Padi yang biasanya ditanam adalah jenis padi gunung yang usia panennya sekitar 6 bulan dan bibitnya diperoleh dari simpanan dari panenan sebelumnya.

Pengolahan tanah serta tanaman tidak dilakukan intensif dan  hanya mengandalkan kesuburan alamiah lahan serta  tidak menggunakan pupuk, baik pada awal tanam, pemeliharaan ataupun menjelang panen. Lahan yang telah diusahakan ini biasanya dapat digunakan sampai 2 atau 3 kali musim tanam.  Setelah itu, dan ketika dirasa lahan sudah tidak subur lagi, maka mereka akan pindah kelokasi lain, seiring dengan proses pengembaraan mereka selanjutnya. 

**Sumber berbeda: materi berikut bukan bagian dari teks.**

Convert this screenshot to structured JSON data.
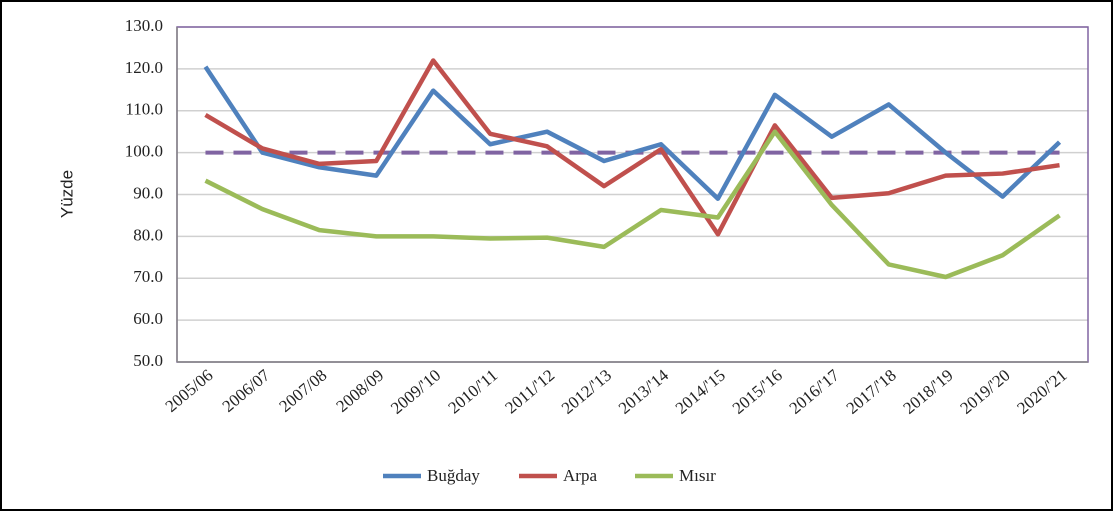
{
  "chart_data": {
    "type": "line",
    "ylabel": "Yüzde",
    "categories": [
      "2005/06",
      "2006/07",
      "2007/08",
      "2008/09",
      "2009/'10",
      "2010/'11",
      "2011/'12",
      "2012/'13",
      "2013/'14",
      "2014/'15",
      "2015/'16",
      "2016/'17",
      "2017/'18",
      "2018/'19",
      "2019/'20",
      "2020/'21"
    ],
    "series": [
      {
        "name": "Buğday",
        "color": "#4f81bd",
        "values": [
          120.5,
          100,
          96.5,
          94.5,
          114.8,
          102,
          105,
          98,
          102,
          89,
          113.8,
          103.8,
          111.5,
          100,
          89.5,
          102.5
        ]
      },
      {
        "name": "Arpa",
        "color": "#c0504d",
        "values": [
          109,
          101,
          97.3,
          98,
          122,
          104.5,
          101.5,
          92,
          100.8,
          80.5,
          106.5,
          89.2,
          90.3,
          94.5,
          95,
          97
        ]
      },
      {
        "name": "Mısır",
        "color": "#9bbb59",
        "values": [
          93.3,
          86.5,
          81.5,
          80,
          80,
          79.5,
          79.7,
          77.5,
          86.3,
          84.5,
          105,
          87.5,
          73.3,
          70.3,
          75.5,
          85
        ]
      }
    ],
    "reference_line": {
      "value": 100,
      "color": "#8064a2"
    },
    "ylim": [
      50,
      130
    ],
    "yticks": [
      {
        "value": 50,
        "label": "50.0"
      },
      {
        "value": 60,
        "label": "60.0"
      },
      {
        "value": 70,
        "label": "70.0"
      },
      {
        "value": 80,
        "label": "80.0"
      },
      {
        "value": 90,
        "label": "90.0"
      },
      {
        "value": 100,
        "label": "100.0"
      },
      {
        "value": 110,
        "label": "110.0"
      },
      {
        "value": 120,
        "label": "120.0"
      },
      {
        "value": 130,
        "label": "130.0"
      }
    ],
    "grid": true,
    "legend": "bottom"
  }
}
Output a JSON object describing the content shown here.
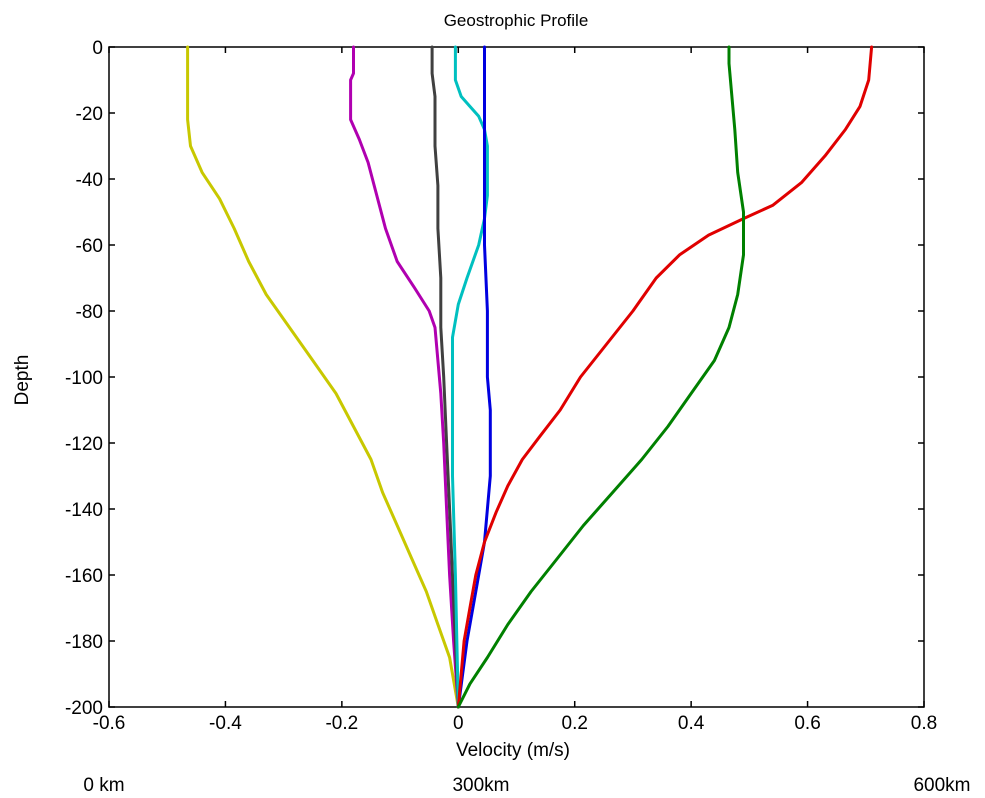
{
  "chart_data": {
    "type": "line",
    "title": "Geostrophic Profile",
    "xlabel": "Velocity (m/s)",
    "ylabel": "Depth",
    "xlim": [
      -0.6,
      0.8
    ],
    "ylim": [
      -200,
      0
    ],
    "xticks": [
      -0.6,
      -0.4,
      -0.2,
      0,
      0.2,
      0.4,
      0.6,
      0.8
    ],
    "xtick_labels": [
      "-0.6",
      "-0.4",
      "-0.2",
      "0",
      "0.2",
      "0.4",
      "0.6",
      "0.8"
    ],
    "yticks": [
      0,
      -20,
      -40,
      -60,
      -80,
      -100,
      -120,
      -140,
      -160,
      -180,
      -200
    ],
    "ytick_labels": [
      "0",
      "-20",
      "-40",
      "-60",
      "-80",
      "-100",
      "-120",
      "-140",
      "-160",
      "-180",
      "-200"
    ],
    "grid": false,
    "legend": "none",
    "distance_labels": [
      "0 km",
      "300km",
      "600km"
    ],
    "series": [
      {
        "color": "#c8c800",
        "points": [
          [
            -0.465,
            0
          ],
          [
            -0.465,
            -22
          ],
          [
            -0.46,
            -30
          ],
          [
            -0.44,
            -38
          ],
          [
            -0.41,
            -46
          ],
          [
            -0.385,
            -55
          ],
          [
            -0.36,
            -65
          ],
          [
            -0.33,
            -75
          ],
          [
            -0.29,
            -85
          ],
          [
            -0.25,
            -95
          ],
          [
            -0.21,
            -105
          ],
          [
            -0.18,
            -115
          ],
          [
            -0.15,
            -125
          ],
          [
            -0.13,
            -135
          ],
          [
            -0.105,
            -145
          ],
          [
            -0.08,
            -155
          ],
          [
            -0.055,
            -165
          ],
          [
            -0.035,
            -175
          ],
          [
            -0.015,
            -185
          ],
          [
            0,
            -200
          ]
        ]
      },
      {
        "color": "#b000b0",
        "points": [
          [
            -0.18,
            0
          ],
          [
            -0.18,
            -8
          ],
          [
            -0.185,
            -10
          ],
          [
            -0.185,
            -22
          ],
          [
            -0.17,
            -28
          ],
          [
            -0.155,
            -35
          ],
          [
            -0.14,
            -45
          ],
          [
            -0.125,
            -55
          ],
          [
            -0.105,
            -65
          ],
          [
            -0.075,
            -73
          ],
          [
            -0.05,
            -80
          ],
          [
            -0.04,
            -85
          ],
          [
            -0.035,
            -95
          ],
          [
            -0.03,
            -105
          ],
          [
            -0.025,
            -120
          ],
          [
            -0.02,
            -140
          ],
          [
            -0.015,
            -160
          ],
          [
            -0.008,
            -180
          ],
          [
            0,
            -200
          ]
        ]
      },
      {
        "color": "#404040",
        "points": [
          [
            -0.045,
            0
          ],
          [
            -0.045,
            -8
          ],
          [
            -0.04,
            -15
          ],
          [
            -0.04,
            -30
          ],
          [
            -0.035,
            -42
          ],
          [
            -0.035,
            -55
          ],
          [
            -0.03,
            -70
          ],
          [
            -0.03,
            -85
          ],
          [
            -0.025,
            -100
          ],
          [
            -0.02,
            -120
          ],
          [
            -0.015,
            -140
          ],
          [
            -0.01,
            -160
          ],
          [
            -0.005,
            -180
          ],
          [
            0,
            -200
          ]
        ]
      },
      {
        "color": "#00c0c0",
        "points": [
          [
            -0.005,
            0
          ],
          [
            -0.005,
            -10
          ],
          [
            0.005,
            -15
          ],
          [
            0.02,
            -18
          ],
          [
            0.035,
            -21
          ],
          [
            0.045,
            -25
          ],
          [
            0.05,
            -30
          ],
          [
            0.05,
            -45
          ],
          [
            0.045,
            -52
          ],
          [
            0.035,
            -60
          ],
          [
            0.015,
            -70
          ],
          [
            0,
            -78
          ],
          [
            -0.01,
            -88
          ],
          [
            -0.01,
            -100
          ],
          [
            -0.01,
            -130
          ],
          [
            -0.005,
            -160
          ],
          [
            0,
            -200
          ]
        ]
      },
      {
        "color": "#0000e0",
        "points": [
          [
            0.045,
            0
          ],
          [
            0.045,
            -60
          ],
          [
            0.05,
            -80
          ],
          [
            0.05,
            -100
          ],
          [
            0.055,
            -110
          ],
          [
            0.055,
            -130
          ],
          [
            0.05,
            -140
          ],
          [
            0.045,
            -150
          ],
          [
            0.03,
            -165
          ],
          [
            0.015,
            -180
          ],
          [
            0,
            -200
          ]
        ]
      },
      {
        "color": "#e00000",
        "points": [
          [
            0.71,
            0
          ],
          [
            0.705,
            -10
          ],
          [
            0.69,
            -18
          ],
          [
            0.665,
            -25
          ],
          [
            0.63,
            -33
          ],
          [
            0.59,
            -41
          ],
          [
            0.54,
            -48
          ],
          [
            0.49,
            -52
          ],
          [
            0.43,
            -57
          ],
          [
            0.38,
            -63
          ],
          [
            0.34,
            -70
          ],
          [
            0.3,
            -80
          ],
          [
            0.255,
            -90
          ],
          [
            0.21,
            -100
          ],
          [
            0.175,
            -110
          ],
          [
            0.14,
            -118
          ],
          [
            0.11,
            -125
          ],
          [
            0.085,
            -133
          ],
          [
            0.065,
            -141
          ],
          [
            0.045,
            -150
          ],
          [
            0.03,
            -160
          ],
          [
            0.02,
            -170
          ],
          [
            0.01,
            -180
          ],
          [
            0.005,
            -190
          ],
          [
            0,
            -200
          ]
        ]
      },
      {
        "color": "#008000",
        "points": [
          [
            0.465,
            0
          ],
          [
            0.465,
            -5
          ],
          [
            0.47,
            -15
          ],
          [
            0.475,
            -25
          ],
          [
            0.48,
            -38
          ],
          [
            0.49,
            -50
          ],
          [
            0.49,
            -63
          ],
          [
            0.48,
            -75
          ],
          [
            0.465,
            -85
          ],
          [
            0.44,
            -95
          ],
          [
            0.4,
            -105
          ],
          [
            0.36,
            -115
          ],
          [
            0.315,
            -125
          ],
          [
            0.265,
            -135
          ],
          [
            0.215,
            -145
          ],
          [
            0.17,
            -155
          ],
          [
            0.125,
            -165
          ],
          [
            0.085,
            -175
          ],
          [
            0.05,
            -185
          ],
          [
            0.02,
            -193
          ],
          [
            0,
            -200
          ]
        ]
      }
    ]
  }
}
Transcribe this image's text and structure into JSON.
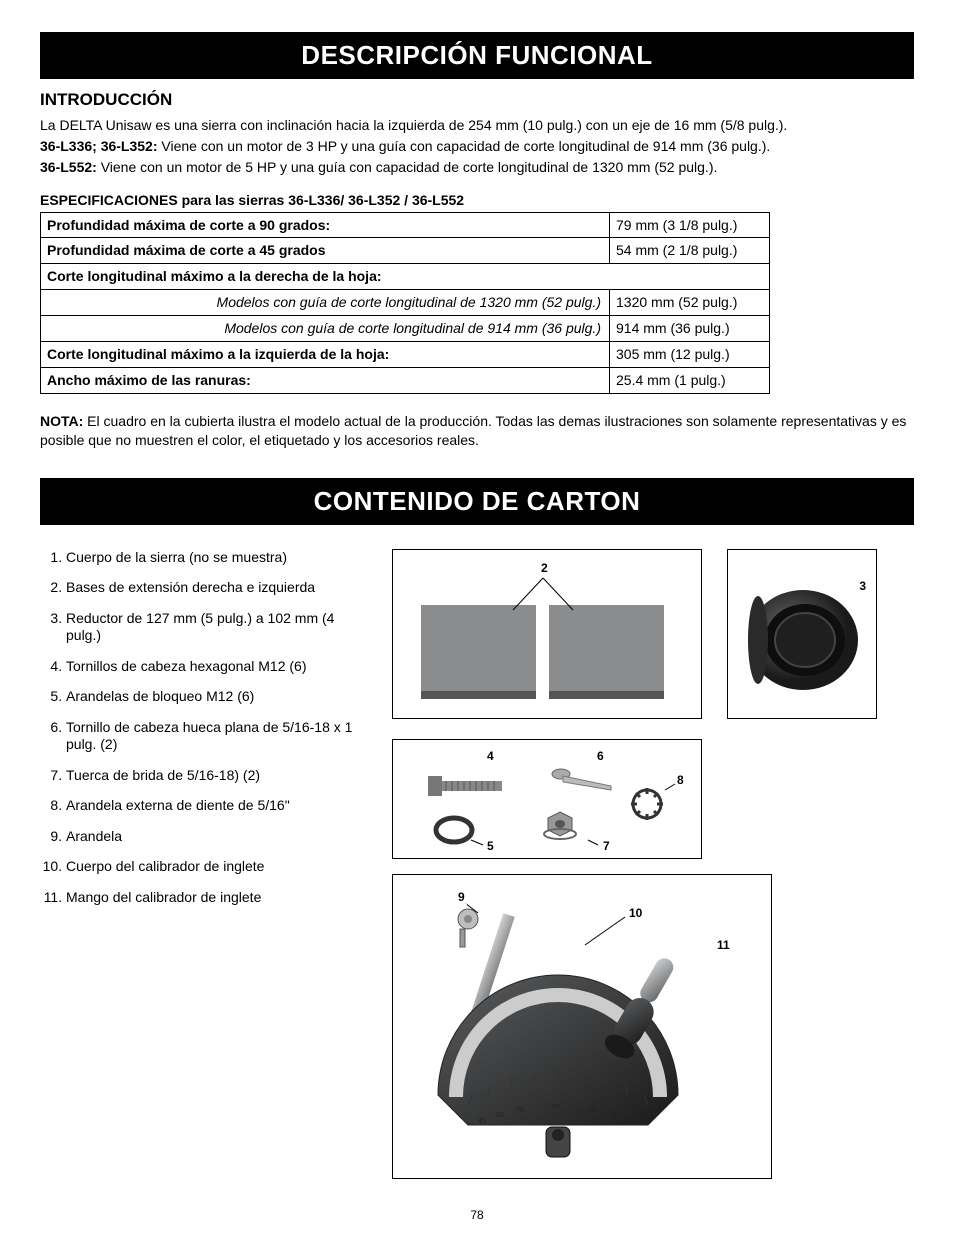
{
  "section1": {
    "banner": "DESCRIPCIÓN FUNCIONAL",
    "intro_head": "INTRODUCCIÓN",
    "intro_line1": "La DELTA Unisaw es una sierra con inclinación hacia la izquierda de 254 mm (10 pulg.) con un eje de 16 mm (5/8 pulg.).",
    "intro_l2_bold": "36-L336; 36-L352:",
    "intro_l2_rest": " Viene con un motor de 3 HP y una guía con capacidad de corte longitudinal de 914 mm (36 pulg.).",
    "intro_l3_bold": "36-L552:",
    "intro_l3_rest": " Viene con un motor de 5 HP y una guía con capacidad de corte longitudinal de 1320 mm (52 pulg.).",
    "spec_title": "ESPECIFICACIONES para las sierras 36-L336/ 36-L352 / 36-L552",
    "rows": [
      {
        "l": "Profundidad máxima de corte a 90 grados:",
        "v": "79 mm (3 1/8 pulg.)",
        "bold": true
      },
      {
        "l": "Profundidad máxima de corte a 45 grados",
        "v": "54 mm (2 1/8 pulg.)",
        "bold": true
      },
      {
        "l": "Corte longitudinal máximo a la derecha de la hoja:",
        "span": true,
        "bold": true
      },
      {
        "l": "Modelos con guía de corte longitudinal de 1320 mm (52 pulg.)",
        "v": "1320 mm (52 pulg.)",
        "italic": true
      },
      {
        "l": "Modelos con guía de corte longitudinal de 914 mm (36 pulg.)",
        "v": "914 mm (36 pulg.)",
        "italic": true
      },
      {
        "l": "Corte longitudinal máximo a la izquierda de la hoja:",
        "v": "305 mm (12 pulg.)",
        "bold": true
      },
      {
        "l": "Ancho máximo de las ranuras:",
        "v": "25.4 mm (1 pulg.)",
        "bold": true
      }
    ],
    "note_bold": "NOTA:",
    "note_rest": " El cuadro en la cubierta ilustra el modelo actual de la producción. Todas las demas ilustraciones son solamente representativas y es posible que no muestren el color, el etiquetado y los accesorios reales."
  },
  "section2": {
    "banner": "CONTENIDO DE CARTON",
    "items": [
      "Cuerpo de la sierra (no se muestra)",
      "Bases de extensión derecha e izquierda",
      "Reductor de 127 mm (5 pulg.) a 102 mm (4 pulg.)",
      "Tornillos de cabeza hexagonal M12 (6)",
      "Arandelas de bloqueo M12 (6)",
      "Tornillo de cabeza hueca plana de 5/16-18 x 1 pulg. (2)",
      "Tuerca de brida de 5/16-18) (2)",
      "Arandela externa de diente de 5/16\"",
      "Arandela",
      "Cuerpo del calibrador de inglete",
      "Mango del calibrador de inglete"
    ],
    "callouts": [
      "2",
      "3",
      "4",
      "5",
      "6",
      "7",
      "8",
      "9",
      "10",
      "11"
    ]
  },
  "page_number": "78",
  "colors": {
    "panel_gray": "#8a8c8e",
    "dark_gray": "#555558",
    "metal": "#9ea0a2",
    "steel": "#b0b2b4"
  }
}
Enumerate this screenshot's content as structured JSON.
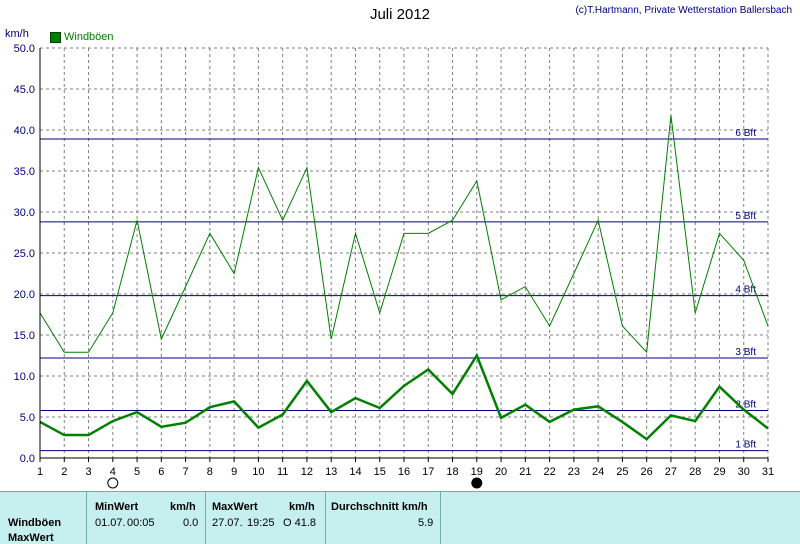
{
  "header": {
    "title": "Juli 2012",
    "copyright": "(c)T.Hartmann, Private Wetterstation Ballersbach",
    "unit": "km/h",
    "legend_label": "Windböen"
  },
  "colors": {
    "series": "#008000",
    "beaufort": "#000080",
    "grid": "#808080",
    "footer_bg": "#c6f0f0"
  },
  "chart_data": {
    "type": "line",
    "title": "Juli 2012",
    "ylabel": "km/h",
    "ylim": [
      0,
      50
    ],
    "xlim": [
      1,
      31
    ],
    "grid": true,
    "legend": "top-left",
    "x": [
      1,
      2,
      3,
      4,
      5,
      6,
      7,
      8,
      9,
      10,
      11,
      12,
      13,
      14,
      15,
      16,
      17,
      18,
      19,
      20,
      21,
      22,
      23,
      24,
      25,
      26,
      27,
      28,
      29,
      30,
      31
    ],
    "x_tick_labels": [
      "1",
      "2",
      "3",
      "4",
      "5",
      "6",
      "7",
      "8",
      "9",
      "10",
      "11",
      "12",
      "13",
      "14",
      "15",
      "16",
      "17",
      "18",
      "19",
      "20",
      "21",
      "22",
      "23",
      "24",
      "25",
      "26",
      "27",
      "28",
      "29",
      "30",
      "31"
    ],
    "y_tick_labels": [
      "0.0",
      "5.0",
      "10.0",
      "15.0",
      "20.0",
      "25.0",
      "30.0",
      "35.0",
      "40.0",
      "45.0",
      "50.0"
    ],
    "series": [
      {
        "name": "Windböen",
        "values": [
          17.7,
          12.9,
          12.9,
          17.7,
          29.0,
          14.5,
          20.9,
          27.4,
          22.5,
          35.4,
          29.0,
          35.4,
          14.5,
          27.4,
          17.7,
          27.4,
          27.4,
          29.0,
          33.8,
          19.3,
          20.9,
          16.1,
          22.5,
          29.0,
          16.1,
          12.9,
          41.8,
          17.7,
          27.4,
          24.1,
          16.1
        ]
      },
      {
        "values": [
          4.4,
          2.8,
          2.8,
          4.5,
          5.6,
          3.8,
          4.3,
          6.2,
          6.9,
          3.7,
          5.3,
          9.4,
          5.6,
          7.3,
          6.1,
          8.8,
          10.8,
          7.8,
          12.5,
          4.9,
          6.5,
          4.4,
          5.9,
          6.3,
          4.4,
          2.3,
          5.2,
          4.5,
          8.7,
          5.9,
          3.6
        ]
      }
    ],
    "beaufort_lines": [
      {
        "label": "1 Bft",
        "value": 0.9
      },
      {
        "label": "2 Bft",
        "value": 5.8
      },
      {
        "label": "3 Bft",
        "value": 12.2
      },
      {
        "label": "4 Bft",
        "value": 19.8
      },
      {
        "label": "5 Bft",
        "value": 28.8
      },
      {
        "label": "6 Bft",
        "value": 38.9
      }
    ],
    "moon_phases": [
      {
        "x": 4,
        "phase": "full"
      },
      {
        "x": 19,
        "phase": "new"
      }
    ]
  },
  "footer": {
    "row_label_1": "Windböen",
    "row_label_2": "MaxWert",
    "min_header": "MinWert",
    "min_unit": "km/h",
    "min_date": "01.07.",
    "min_time": "00:05",
    "min_value": "0.0",
    "max_header": "MaxWert",
    "max_unit": "km/h",
    "max_date": "27.07.",
    "max_time": "19:25",
    "max_value": "O 41.8",
    "avg_header": "Durchschnitt km/h",
    "avg_value": "5.9"
  }
}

Walaupun senantiasa berpindah, namun lahan yang telah ditinggal ini secara de facto masih diakui menjadi milik mereka. Bukti untuk kepemilikan  itu adalah ditanamnya beberapa batang pohon buah (misal durian, lai, cempedak, dll), serta tidak dibongkarnya pondok yang telah sdibangun dilokasi tsb.  Suatu saat, kira-kira 3 atau 4 tahun lagi mereka akan kembali ke lahan ini untuk diusahakan lagi. Pada kurun waktu tersebut dianggap lahan ini akan kembali subur lagi karena telah ditumbuhi semak dan rumput. Semak dan rumput ini kemudian akan ditebas  dan   dibakarnya   ketika akan  memulai musim tanam kembali.

c. Agama/Kepercayaan dan Pendidikan

Pada  tahun 70an ketika kelompok ini mengembara ke Berau, sebagian besar telah menganut agama Kristen Protestan. Agama Kristen Protestan ini dianut mereka ketika masih tinggal di Binai dan Sajau, kabupaten Bulungan. Namun, karena pola hidupnya yang senantiasa berpindah dan tinggal di hutan-hutan, maka mereka ini tidak mendapatkan pembinaan keagamaan secara berkelanjutan atau pergi beribadah ke gereja secara rutin.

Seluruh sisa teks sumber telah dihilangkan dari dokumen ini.